# Critical Points in 3D

1. Oct 5, 2009

### calorimetry

1. The problem statement, all variables and given/known data
Find the critical points of the function f(x, y) = sinx + siny + cos(x+y)
where 0<=x<=pi/4 and 0<=y<=pi/4

2. Relevant equations
First and second order partial derivative of f(x, y)

3. The attempt at a solution
To find the critical points, I first find the first partial derivative with respect to x and y.

fx(x,y) = cosx - sin(x+y)
fy(x,y) = cosy - sin(x+y)

Set both of the first partial derivative = 0
cosx = sin(x+y) x=pi/4 and y=0
cosy = sin(x+y) x=0 and y=pi/4

Here is where I got stuck, I noticed two points where the above equations are true, but how do I find all the critical points?

I checked the two points I found using
D = fxxfyy - (fxy)^2
fxx = -sinx - cos(x+y)
fyy = -siny - cos(x+y)
fxy = -cos(x+y)

and I found that D for both points are less than zero, which suggest that they both are saddle points.
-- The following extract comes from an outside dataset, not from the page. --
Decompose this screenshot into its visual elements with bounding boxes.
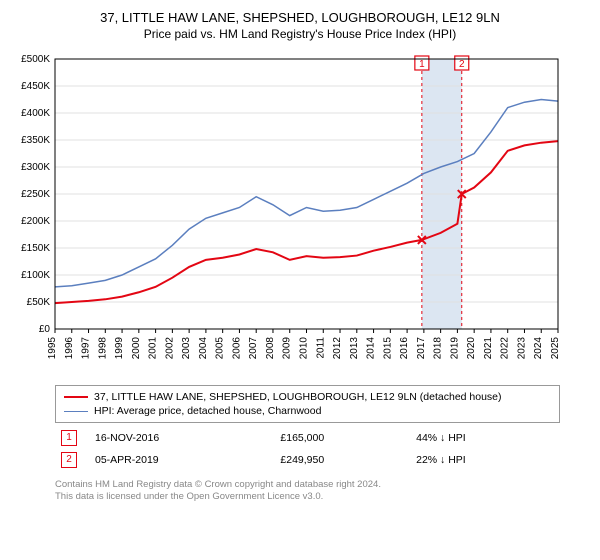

I then graphed the function f(x, y) and these two points don't appear to be saddle points on f. I assume that I made some mistake somewhere either in the derivative or the graph, if someone can check this for me, it would be greatly appreciated.

2. Oct 5, 2009

### LCKurtz

You said:

fx(x,y) = cosx - sin(x+y)
fy(x,y) = cosy - sin(x+y)

Set both of the first partial derivative = 0
cosx = sin(x+y) x=pi/4 and y=0
cosy = sin(x+y) x=0 and y=pi/4

But you must solve these simultaneously. You have picked values that solve them separately, which is irrelevant. But what you can get from those last two equations is that cos(x) = cos(y). And on [0, π/4] that means x = y. Use that in your equation for fx = 0 to see if you can find critical points in your domain.

Depending on what your problem asks for, you may need to check the boundaries too.:yuck:

3. Oct 5, 2009

### calorimetry

Thanks LCKurtz, I haven't solve it yet but your suggestion is really helpful. It makes a lot more sense when I look at the graph. The maximum of the surface is indeed a point where x and y are equal.